Elle cogna d'abord à la tête du philosophe, mais en y rentrant elle vit un labyrinthe sans fin dans lequel d'autres idées erraient en vain, tournant en rond et butant les unes sur les autres. « Cet homme n'a aucun esprit pratique, » pesta la petite idée. « Les idées peuvent rentrer, mais elles ne peuvent pas sortir. Il écrirait des dizaines de bouquins sur moi, mais personne ne pourrait deviner que j'existe. » Elle tourna donc le dos au philosophe.
Puis elle cogna à la tête du religieux et se retrouva face à face à une idée gigantesque, la plus énorme et la plus grotesque qui lui ait jamais été donné de voir. « Je suis Dieu, » dit l'idée, si enflée qu'elle remplissait l'esprit du moine en entier.

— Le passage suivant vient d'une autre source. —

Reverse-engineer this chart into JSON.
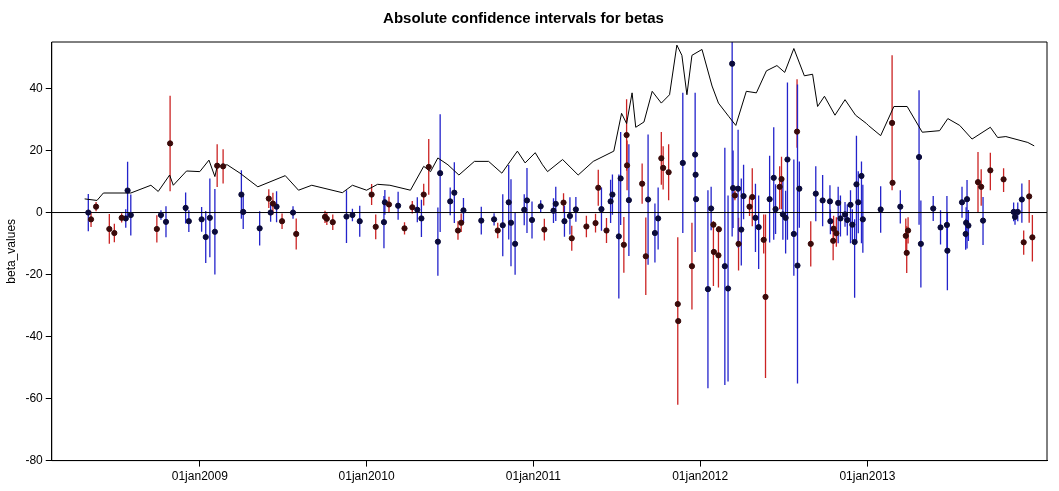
{
  "chart_data": {
    "type": "scatter",
    "title": "Absolute confidence intervals for betas",
    "ylabel": "beta_values",
    "xlim": [
      "2008-02-12",
      "2014-01-29"
    ],
    "ylim": [
      -80,
      55
    ],
    "xticks": [
      {
        "value": "2009-01-01",
        "label": "01jan2009"
      },
      {
        "value": "2010-01-01",
        "label": "01jan2010"
      },
      {
        "value": "2011-01-01",
        "label": "01jan2011"
      },
      {
        "value": "2012-01-01",
        "label": "01jan2012"
      },
      {
        "value": "2013-01-01",
        "label": "01jan2013"
      }
    ],
    "yticks": [
      -80,
      -60,
      -40,
      -20,
      0,
      20,
      40
    ],
    "grid": false,
    "legend": false,
    "ref_lines": [
      {
        "axis": "y",
        "value": 0,
        "color": "#000000"
      }
    ],
    "series": [
      {
        "type": "line",
        "color": "#000000",
        "x": [
          "2008-04-24",
          "2008-05-21",
          "2008-06-04",
          "2008-08-03",
          "2008-09-16",
          "2008-10-02",
          "2008-10-27",
          "2008-11-04",
          "2008-12-03",
          "2009-01-01",
          "2009-01-21",
          "2009-02-03",
          "2009-02-08",
          "2009-03-02",
          "2009-03-30",
          "2009-05-08",
          "2009-07-07",
          "2009-08-05",
          "2009-09-03",
          "2009-11-09",
          "2009-12-01",
          "2010-01-01",
          "2010-01-25",
          "2010-02-21",
          "2010-04-07",
          "2010-05-06",
          "2010-05-21",
          "2010-06-06",
          "2010-06-28",
          "2010-07-22",
          "2010-08-25",
          "2010-09-25",
          "2010-10-24",
          "2010-11-27",
          "2010-12-14",
          "2011-01-05",
          "2011-01-21",
          "2011-02-01",
          "2011-03-06",
          "2011-04-09",
          "2011-05-12",
          "2011-06-26",
          "2011-07-13",
          "2011-07-24",
          "2011-08-05",
          "2011-08-13",
          "2011-08-31",
          "2011-09-18",
          "2011-10-08",
          "2011-10-26",
          "2011-11-11",
          "2011-11-22",
          "2011-12-03",
          "2011-12-14",
          "2012-01-05",
          "2012-01-27",
          "2012-02-10",
          "2012-03-04",
          "2012-03-19",
          "2012-04-11",
          "2012-05-03",
          "2012-05-25",
          "2012-06-17",
          "2012-07-04",
          "2012-07-24",
          "2012-08-16",
          "2012-09-03",
          "2012-09-14",
          "2012-09-29",
          "2012-10-22",
          "2012-11-13",
          "2012-12-06",
          "2012-12-30",
          "2013-01-03",
          "2013-01-30",
          "2013-02-28",
          "2013-03-29",
          "2013-05-01",
          "2013-06-08",
          "2013-06-26",
          "2013-07-22",
          "2013-08-18",
          "2013-09-27",
          "2013-10-13",
          "2013-10-31",
          "2013-12-18",
          "2014-01-01"
        ],
        "values": [
          4.4,
          3.9,
          6.3,
          6.3,
          8.8,
          6.8,
          12.1,
          8.8,
          13.4,
          13.2,
          16.9,
          11.6,
          14.9,
          15.4,
          12.7,
          8.3,
          11.9,
          7.2,
          8.8,
          6.4,
          8.8,
          7.2,
          9.1,
          8.8,
          7.2,
          14.9,
          13.2,
          17.6,
          15.4,
          12.1,
          16.5,
          16.5,
          12.7,
          19.8,
          16.0,
          19.3,
          15.4,
          13.2,
          17.1,
          12.1,
          16.5,
          19.8,
          32.0,
          28.7,
          38.6,
          27.5,
          29.2,
          39.1,
          35.3,
          38.0,
          54,
          50.7,
          38.0,
          50.7,
          52.6,
          40.8,
          35.3,
          30.9,
          28.1,
          39.1,
          38.6,
          45.7,
          47.4,
          45.2,
          52.9,
          44.1,
          44.6,
          34.2,
          37.5,
          31.4,
          36.4,
          31.4,
          28.7,
          28.1,
          24.8,
          34.2,
          34.2,
          25.9,
          26.4,
          30.3,
          28.1,
          23.7,
          27.5,
          24.2,
          24.5,
          22.6,
          21.5
        ]
      },
      {
        "color": "#3a0a0a",
        "marker": "circle",
        "x": [
          "2008-05-08",
          "2008-05-19",
          "2008-06-17",
          "2008-06-28",
          "2008-07-14",
          "2008-09-29",
          "2008-10-28",
          "2009-02-08",
          "2009-02-21",
          "2009-06-01",
          "2009-06-10",
          "2009-06-30",
          "2009-07-31",
          "2009-10-02",
          "2009-10-06",
          "2009-10-19",
          "2010-01-12",
          "2010-01-21",
          "2010-02-19",
          "2010-03-25",
          "2010-04-11",
          "2010-05-06",
          "2010-05-17",
          "2010-07-20",
          "2010-07-27",
          "2010-10-15",
          "2011-01-25",
          "2011-03-08",
          "2011-03-26",
          "2011-04-27",
          "2011-05-17",
          "2011-05-23",
          "2011-06-10",
          "2011-07-18",
          "2011-07-24",
          "2011-07-25",
          "2011-08-27",
          "2011-09-04",
          "2011-10-08",
          "2011-10-12",
          "2011-10-24",
          "2011-11-13",
          "2011-11-14",
          "2011-12-14",
          "2012-01-30",
          "2012-01-31",
          "2012-02-10",
          "2012-02-11",
          "2012-03-17",
          "2012-03-25",
          "2012-04-18",
          "2012-04-24",
          "2012-05-19",
          "2012-05-23",
          "2012-06-23",
          "2012-06-27",
          "2012-07-31",
          "2012-08-30",
          "2012-10-18",
          "2012-10-19",
          "2012-10-25",
          "2013-02-24",
          "2013-02-25",
          "2013-03-26",
          "2013-03-28",
          "2013-03-31",
          "2013-08-31",
          "2013-09-07",
          "2013-09-27",
          "2013-10-26",
          "2013-12-09",
          "2013-12-21",
          "2013-12-28"
        ],
        "values": [
          -2.2,
          1.9,
          -5.3,
          -6.6,
          -1.7,
          -5.3,
          22.3,
          15.1,
          14.9,
          4.5,
          2.9,
          -2.8,
          -6.9,
          -1.4,
          -2.0,
          -3.1,
          5.8,
          -4.6,
          2.6,
          -5.1,
          1.7,
          5.8,
          14.7,
          -5.8,
          -3.3,
          -5.8,
          -5.5,
          3.2,
          -8.3,
          -4.5,
          -3.4,
          8.0,
          -5.8,
          -10.4,
          25.0,
          15.2,
          9.3,
          -14.1,
          17.5,
          14.4,
          13.0,
          -29.5,
          -35.0,
          -17.3,
          -3.9,
          -12.7,
          -13.8,
          -5.4,
          5.5,
          -10.1,
          1.9,
          5.0,
          -8.8,
          -27.2,
          8.3,
          10.8,
          26.1,
          -10.1,
          -9.1,
          -5.2,
          -6.7,
          28.9,
          9.6,
          -7.5,
          -13.0,
          -5.8,
          9.8,
          8.3,
          13.6,
          10.7,
          -9.6,
          5.2,
          -8.0
        ],
        "errors": [
          2.5,
          1.5,
          4.8,
          3,
          1.5,
          4.4,
          15.4,
          6.9,
          5.5,
          3,
          3.5,
          2.5,
          5,
          2,
          2,
          2.5,
          3.4,
          4,
          2.5,
          2,
          2,
          3.5,
          9,
          3,
          3,
          2.5,
          3.5,
          3,
          4,
          3.5,
          3,
          5.8,
          4,
          9,
          11.5,
          8,
          6.5,
          12.5,
          8.5,
          7,
          9,
          [
            -62,
            -8
          ],
          null,
          14,
          [
            -23.7,
            -2.8
          ],
          null,
          [
            -24.2,
            -4.4
          ],
          null,
          1.5,
          [
            -18.7,
            -1.7
          ],
          3,
          [
            -4.4,
            14.3
          ],
          [
            -13.2,
            -0.6
          ],
          [
            -53.4,
            -0.6
          ],
          [
            1.1,
            14.9
          ],
          [
            1.1,
            18
          ],
          [
            20.9,
            43.0
          ],
          [
            -17.4,
            -2.8
          ],
          [
            -15.4,
            -4.4
          ],
          [
            -10,
            -1
          ],
          [
            -11,
            -1.5
          ],
          [
            7.2,
            50.7
          ],
          null,
          [
            -13.2,
            -1.9
          ],
          [
            -19.5,
            -4.4
          ],
          [
            -10,
            -1.5
          ],
          [
            0,
            19.5
          ],
          [
            2.2,
            14
          ],
          [
            7.2,
            19.3
          ],
          [
            6.6,
            14.3
          ],
          [
            -13.6,
            -5.8
          ],
          [
            -3.3,
            10.5
          ],
          [
            -15.8,
            -0.8
          ]
        ]
      },
      {
        "color": "#0a0a3a",
        "marker": "circle",
        "x": [
          "2008-05-02",
          "2008-07-23",
          "2008-07-27",
          "2008-08-03",
          "2008-10-08",
          "2008-10-19",
          "2008-12-01",
          "2008-12-08",
          "2009-01-05",
          "2009-01-14",
          "2009-01-23",
          "2009-02-03",
          "2009-04-02",
          "2009-04-06",
          "2009-05-12",
          "2009-06-05",
          "2009-06-18",
          "2009-07-24",
          "2009-11-18",
          "2009-12-01",
          "2009-12-17",
          "2010-02-08",
          "2010-02-10",
          "2010-03-11",
          "2010-04-22",
          "2010-05-01",
          "2010-06-06",
          "2010-06-11",
          "2010-07-03",
          "2010-07-12",
          "2010-08-01",
          "2010-09-09",
          "2010-10-07",
          "2010-10-26",
          "2010-11-08",
          "2010-11-13",
          "2010-11-22",
          "2010-12-12",
          "2010-12-18",
          "2010-12-29",
          "2011-01-17",
          "2011-02-14",
          "2011-02-19",
          "2011-03-10",
          "2011-03-22",
          "2011-04-04",
          "2011-05-30",
          "2011-06-19",
          "2011-06-23",
          "2011-07-07",
          "2011-07-11",
          "2011-07-29",
          "2011-09-09",
          "2011-09-24",
          "2011-10-01",
          "2011-11-24",
          "2011-12-21",
          "2011-12-22",
          "2011-12-23",
          "2012-01-18",
          "2012-01-25",
          "2012-02-24",
          "2012-03-02",
          "2012-03-11",
          "2012-03-13",
          "2012-03-24",
          "2012-03-31",
          "2012-04-05",
          "2012-05-01",
          "2012-05-08",
          "2012-06-01",
          "2012-06-10",
          "2012-06-14",
          "2012-06-30",
          "2012-07-06",
          "2012-07-10",
          "2012-07-24",
          "2012-08-01",
          "2012-08-05",
          "2012-09-10",
          "2012-09-25",
          "2012-10-11",
          "2012-10-12",
          "2012-10-29",
          "2012-11-03",
          "2012-11-13",
          "2012-11-18",
          "2012-11-25",
          "2012-11-29",
          "2012-12-04",
          "2012-12-08",
          "2012-12-12",
          "2012-12-19",
          "2012-12-22",
          "2013-01-30",
          "2013-03-14",
          "2013-04-24",
          "2013-04-28",
          "2013-05-25",
          "2013-06-10",
          "2013-06-24",
          "2013-06-25",
          "2013-07-27",
          "2013-08-04",
          "2013-08-05",
          "2013-08-07",
          "2013-08-10",
          "2013-09-11",
          "2013-11-17",
          "2013-11-20",
          "2013-11-26",
          "2013-12-05"
        ],
        "values": [
          0,
          -1.9,
          7.1,
          -0.8,
          -0.8,
          -3.0,
          1.5,
          -2.8,
          -2.2,
          -7.9,
          -1.7,
          -6.2,
          5.8,
          0.2,
          -5.1,
          0,
          1.9,
          0,
          -1.3,
          -0.8,
          -2.8,
          -3.1,
          3.3,
          2.2,
          0.9,
          -1.9,
          -9.4,
          12.7,
          3.6,
          6.4,
          0.7,
          -2.6,
          -2.2,
          -4.1,
          3.3,
          -3.3,
          -10.1,
          0.9,
          3.9,
          -2.4,
          2.0,
          0.6,
          2.8,
          -2.8,
          -1.1,
          1.0,
          1.1,
          3.6,
          5.8,
          -7.7,
          11.0,
          4.0,
          4.2,
          -6.6,
          -1.9,
          16.0,
          18.7,
          12.2,
          4.3,
          -24.7,
          1.3,
          -17.3,
          -24.5,
          48.0,
          7.9,
          7.7,
          -5.5,
          5.3,
          -1.7,
          -4.7,
          4.3,
          11.2,
          1.1,
          -0.6,
          -1.7,
          17.1,
          -6.9,
          -17.1,
          7.7,
          6.1,
          3.9,
          3.6,
          -2.8,
          3.1,
          -1.9,
          -0.6,
          -2.4,
          2.5,
          -3.9,
          -9.5,
          9.1,
          3.3,
          11.8,
          -2.2,
          1.0,
          1.9,
          17.9,
          -10.1,
          1.3,
          -4.8,
          -4.0,
          -12.3,
          3.3,
          -6.9,
          -3.3,
          4.3,
          -4.2,
          -2.6,
          0.2,
          -1.4,
          0.2,
          4.2
        ],
        "errors": [
          6,
          3,
          9.3,
          6.6,
          1.5,
          5,
          5,
          3.5,
          4,
          8.4,
          12.7,
          13.8,
          7.8,
          5.5,
          5.5,
          3,
          5,
          2,
          8.5,
          2,
          5,
          8.4,
          4,
          4.5,
          4,
          6,
          11,
          19,
          4.5,
          9.8,
          4,
          4.5,
          2,
          10,
          12,
          14,
          10,
          5,
          10.5,
          6,
          2,
          4,
          5.5,
          5,
          6,
          4,
          7,
          7,
          6.5,
          20,
          15,
          18,
          21,
          9.5,
          10,
          [
            -6.6,
            38.6
          ],
          [
            -12.7,
            38.6
          ],
          null,
          null,
          [
            -56.7,
            7.2
          ],
          7,
          [
            -55.6,
            20.9
          ],
          [
            -54.5,
            5.5
          ],
          [
            -7.7,
            55
          ],
          [
            -5,
            20
          ],
          19,
          [
            -17.1,
            11
          ],
          [
            -2.2,
            15.4
          ],
          11,
          [
            -18.2,
            5.5
          ],
          14,
          [
            -8.8,
            27.5
          ],
          8,
          [
            -8.8,
            11
          ],
          [
            -13.2,
            7
          ],
          [
            -8.8,
            41.9
          ],
          [
            -20.4,
            17.1
          ],
          [
            -55.1,
            41.3
          ],
          [
            -4.9,
            16.5
          ],
          [
            -2.8,
            14.9
          ],
          [
            -4.4,
            12.1
          ],
          [
            -3.3,
            8.8
          ],
          [
            -7,
            1
          ],
          [
            -9.9,
            8.3
          ],
          [
            -7.7,
            5.5
          ],
          4,
          5,
          [
            -9.9,
            7.2
          ],
          5,
          [
            -27.5,
            -2.2
          ],
          [
            -9.9,
            24.8
          ],
          10,
          [
            -9.9,
            16.5
          ],
          [
            -13,
            9
          ],
          7.5,
          [
            -3.5,
            7.2
          ],
          [
            -3.9,
            39.4
          ],
          [
            -24.2,
            3.9
          ],
          4,
          5.5,
          [
            -12,
            5.3
          ],
          [
            -25.1,
            0.2
          ],
          5,
          [
            -12,
            -2
          ],
          5,
          [
            -11.6,
            10.5
          ],
          5,
          [
            -10.5,
            5
          ],
          3,
          2.5,
          3,
          [
            -3.3,
            9.4
          ]
        ]
      }
    ]
  }
}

Toutes les autres idées étaient en train de mourir étouffées sous son poids. « Je ne vais quand même pas essayer de cohabiter avec ce gros lard », dit-elle, et elle claqua la porte.
La tête du scientifique fut la suivante. Toc ! Toc ! Toc ! Elle entra et vit que tout ici était organisé avec la plus grande rigueur. C'était un cerveau carré, régulier comme une fractale. Hélas, la petite idée jeta un œil à ses courbes, autant gracieuses qu'irrégulières, et se dit qu'elle ne rentrerait jamais dans ce carcan mathématique. « Très peu pour moi ! »

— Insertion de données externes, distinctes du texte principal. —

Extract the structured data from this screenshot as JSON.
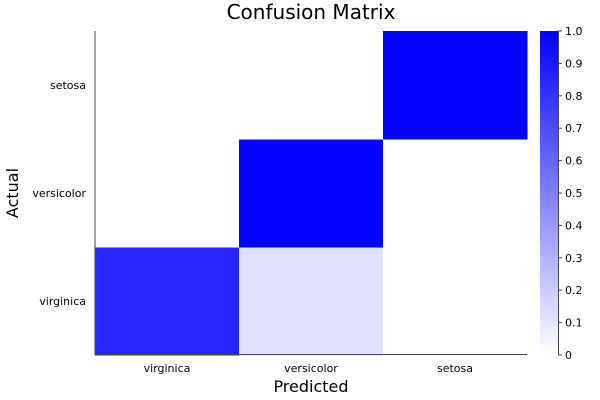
{
  "chart_data": {
    "type": "heatmap",
    "title": "Confusion Matrix",
    "xlabel": "Predicted",
    "ylabel": "Actual",
    "x_categories": [
      "virginica",
      "versicolor",
      "setosa"
    ],
    "y_categories": [
      "virginica",
      "versicolor",
      "setosa"
    ],
    "values": [
      [
        0.86,
        0.12,
        0.0
      ],
      [
        0.0,
        0.98,
        0.0
      ],
      [
        0.0,
        0.0,
        0.98
      ]
    ],
    "colorbar": {
      "range": [
        0,
        1
      ],
      "ticks": [
        "0",
        "0.1",
        "0.2",
        "0.3",
        "0.4",
        "0.5",
        "0.6",
        "0.7",
        "0.8",
        "0.9",
        "1.0"
      ],
      "color_low": "#ffffff",
      "color_high": "#0000ff"
    },
    "grid": false
  }
}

La petite idée cogna alors à la tête du poète. Elle était l'exact opposé du scientifique : les idées y dansaient comme dans une foire, sans aucun ordre, dans un chaos infernal. « Je ne vais pas m'emmerder à remettre ce capharnaum en ordre, » dit-elle avec mépris.
Puis elle se dit que ces têtes étaient toutes bien trop spécialisées, déformées par les idées qui y séjournaient déjà. La petite idée entra donc dans la caboche d'un homme moyen, et se retrouva face à face au néant absolu. « Allo ? Il y a quelqu'un ? » cria-t-elle. Elle n'entendit que les échos de sa voix sur les parois distantes… n'était-ce pas ce qu'elle recherchait ? Une tête à remplir à sa guise ? Malheureusement l'horreur du vide la prit. « Il n'y a personne ici ! » s'exclama-t-elle avec effroi. « Je ne vais pas finir mes jours toute seule, ah ça non ! » et elle ficha le camp illico presto.

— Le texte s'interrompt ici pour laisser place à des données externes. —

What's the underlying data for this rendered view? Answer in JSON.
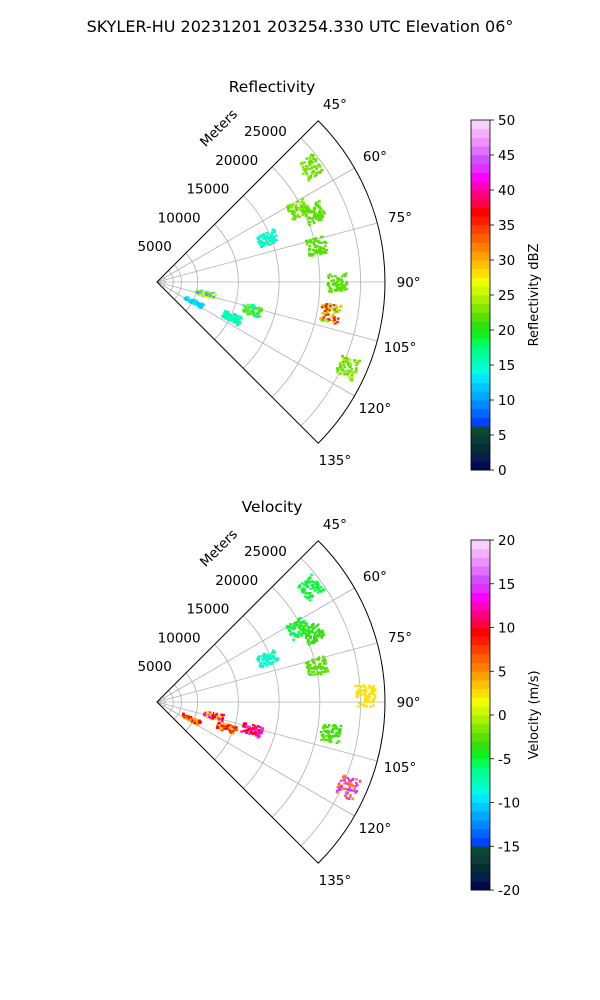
{
  "suptitle": "SKYLER-HU  20231201  203254.330 UTC Elevation 06°",
  "chart_data": [
    {
      "type": "polar-sector",
      "title": "Reflectivity",
      "radial_label": "Meters",
      "radial_ticks": [
        5000,
        10000,
        15000,
        20000,
        25000
      ],
      "r_range": [
        0,
        28000
      ],
      "angle_ticks": [
        "45°",
        "60°",
        "75°",
        "90°",
        "105°",
        "120°",
        "135°"
      ],
      "angle_values": [
        45,
        60,
        75,
        90,
        105,
        120,
        135
      ],
      "grid": true,
      "colorbar": {
        "label": "Reflectivity dBZ",
        "range": [
          0,
          50
        ],
        "ticks": [
          0,
          5,
          10,
          15,
          20,
          25,
          30,
          35,
          40,
          45,
          50
        ],
        "colors": [
          "#000a4e",
          "#05204f",
          "#062e33",
          "#0a3c3c",
          "#0d4a2d",
          "#0044ff",
          "#0066ff",
          "#0088ff",
          "#00a8ff",
          "#00c8ff",
          "#00e8ff",
          "#00ffd8",
          "#00ffb4",
          "#00ff8c",
          "#00ff5a",
          "#10f020",
          "#30e010",
          "#58e000",
          "#80e800",
          "#a8f000",
          "#d0f800",
          "#f0ff00",
          "#ffe000",
          "#ffc000",
          "#ffa000",
          "#ff8000",
          "#ff6000",
          "#ff4000",
          "#ff1c00",
          "#ff0000",
          "#ff0048",
          "#ff0080",
          "#ff00c0",
          "#ff00ff",
          "#e030ff",
          "#d050ff",
          "#e070ff",
          "#ee90ff",
          "#f4b0ff",
          "#f8d0ff"
        ]
      },
      "echo_regions": [
        {
          "az": 53,
          "r": 23500,
          "colors": [
            "#58e000",
            "#80e800"
          ]
        },
        {
          "az": 62,
          "r": 19500,
          "colors": [
            "#58e000",
            "#80e800"
          ]
        },
        {
          "az": 66,
          "r": 21000,
          "colors": [
            "#58e000"
          ]
        },
        {
          "az": 68,
          "r": 14500,
          "colors": [
            "#00ffb4",
            "#00ffd8"
          ]
        },
        {
          "az": 77,
          "r": 20000,
          "colors": [
            "#58e000"
          ]
        },
        {
          "az": 90,
          "r": 22000,
          "colors": [
            "#58e000"
          ]
        },
        {
          "az": 100,
          "r": 21500,
          "colors": [
            "#ff1c00",
            "#80e800",
            "#ffc000"
          ]
        },
        {
          "az": 106,
          "r": 12000,
          "colors": [
            "#00ff8c",
            "#58e000",
            "#80e800",
            "#00ffb4"
          ]
        },
        {
          "az": 115,
          "r": 10000,
          "colors": [
            "#00ff8c",
            "#00ffd8"
          ]
        },
        {
          "az": 114,
          "r": 25500,
          "colors": [
            "#58e000",
            "#a8f000"
          ]
        },
        {
          "az": 103,
          "r": 6000,
          "colors": [
            "#ffe000",
            "#00c8ff"
          ]
        },
        {
          "az": 118,
          "r": 5000,
          "colors": [
            "#00c8ff",
            "#00e8ff"
          ]
        }
      ]
    },
    {
      "type": "polar-sector",
      "title": "Velocity",
      "radial_label": "Meters",
      "radial_ticks": [
        5000,
        10000,
        15000,
        20000,
        25000
      ],
      "r_range": [
        0,
        28000
      ],
      "angle_ticks": [
        "45°",
        "60°",
        "75°",
        "90°",
        "105°",
        "120°",
        "135°"
      ],
      "angle_values": [
        45,
        60,
        75,
        90,
        105,
        120,
        135
      ],
      "grid": true,
      "colorbar": {
        "label": "Velocity (m/s)",
        "range": [
          -20,
          20
        ],
        "ticks": [
          -20,
          -15,
          -10,
          -5,
          0,
          5,
          10,
          15,
          20
        ],
        "colors": [
          "#000a4e",
          "#05204f",
          "#062e33",
          "#0a3c3c",
          "#0d4a2d",
          "#0044ff",
          "#0066ff",
          "#0088ff",
          "#00a8ff",
          "#00c8ff",
          "#00e8ff",
          "#00ffd8",
          "#00ffb4",
          "#00ff8c",
          "#00ff5a",
          "#10f020",
          "#30e010",
          "#58e000",
          "#80e800",
          "#a8f000",
          "#d0f800",
          "#f0ff00",
          "#ffe000",
          "#ffc000",
          "#ffa000",
          "#ff8000",
          "#ff6000",
          "#ff4000",
          "#ff1c00",
          "#ff0000",
          "#ff0048",
          "#ff0080",
          "#ff00c0",
          "#ff00ff",
          "#e030ff",
          "#d050ff",
          "#e070ff",
          "#ee90ff",
          "#f4b0ff",
          "#f8d0ff"
        ]
      },
      "echo_regions": [
        {
          "az": 53,
          "r": 23500,
          "colors": [
            "#00ff5a",
            "#10f020"
          ]
        },
        {
          "az": 62,
          "r": 19500,
          "colors": [
            "#30e010",
            "#00ff5a"
          ]
        },
        {
          "az": 66,
          "r": 21000,
          "colors": [
            "#30e010"
          ]
        },
        {
          "az": 68,
          "r": 14500,
          "colors": [
            "#00ffb4",
            "#00ffd8"
          ]
        },
        {
          "az": 77,
          "r": 20000,
          "colors": [
            "#58e000"
          ]
        },
        {
          "az": 100,
          "r": 21500,
          "colors": [
            "#30e010",
            "#58e000"
          ]
        },
        {
          "az": 106,
          "r": 12000,
          "colors": [
            "#ff00ff",
            "#e030ff",
            "#ff0000",
            "#ff00c0"
          ]
        },
        {
          "az": 110,
          "r": 9000,
          "colors": [
            "#ff4000",
            "#ffc000",
            "#ff0000"
          ]
        },
        {
          "az": 103,
          "r": 7000,
          "colors": [
            "#ff0000",
            "#ffe000",
            "#ff00ff"
          ]
        },
        {
          "az": 116,
          "r": 4500,
          "colors": [
            "#ff0000",
            "#ffa000"
          ]
        },
        {
          "az": 114,
          "r": 25500,
          "colors": [
            "#ff8000",
            "#e030ff"
          ]
        },
        {
          "az": 88,
          "r": 25500,
          "colors": [
            "#ffe000"
          ]
        }
      ]
    }
  ]
}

La petite idée cogna ainsi à la tête de toutes les personnes du monde, mais aucune n'était assez bien pour elle. Elles étaient trop petites, trop grandes, trop simples, trop complexes, ou bien contenaient trop de mauvaises idées qui l'écœuraient. Les autres idées commencèrent à chuchoter entre elles, puis elles lui dirent de tout go : « Petite idée, il faudrait que tu te décides, car il s'avère que l'idée de la destruction est en train de gagner du terrain. Elle n'est pas difficile comme toi, elle rentre dans toutes les têtes qui veulent bien d'elle. Elle va bientôt prendre toute la place, et toutes les têtes de ce monde se feront sauter les unes après les autres ! »
Et la petite idée de répondre : « Non ! Non ! Non ! Ne m'aura que celui qui me méritera ! » Et elle attendit ainsi son élu pendant des siècles. Un jour, il ne resta plus qu'une seule tête à imprégner de son génie incommensurable, mais même à ce moment critique, la petite idée était certaine que le pauvre hère ne l'apprécierait pas. Avec lui s'éteignit donc l'humanité.
Privées de têtes où s'installer, toutes les idées s'assemblèrent alors en une idée gigantesque, une idée si incroyable et si géniale qu'elle éclipsa finalement la petite idée du haut de sa grandiosité. Cette idée disait : « Va te faire foutre, petite idée ! » Mais, hélas ! C'était trop tard, car il ne restait plus personne pour la penser.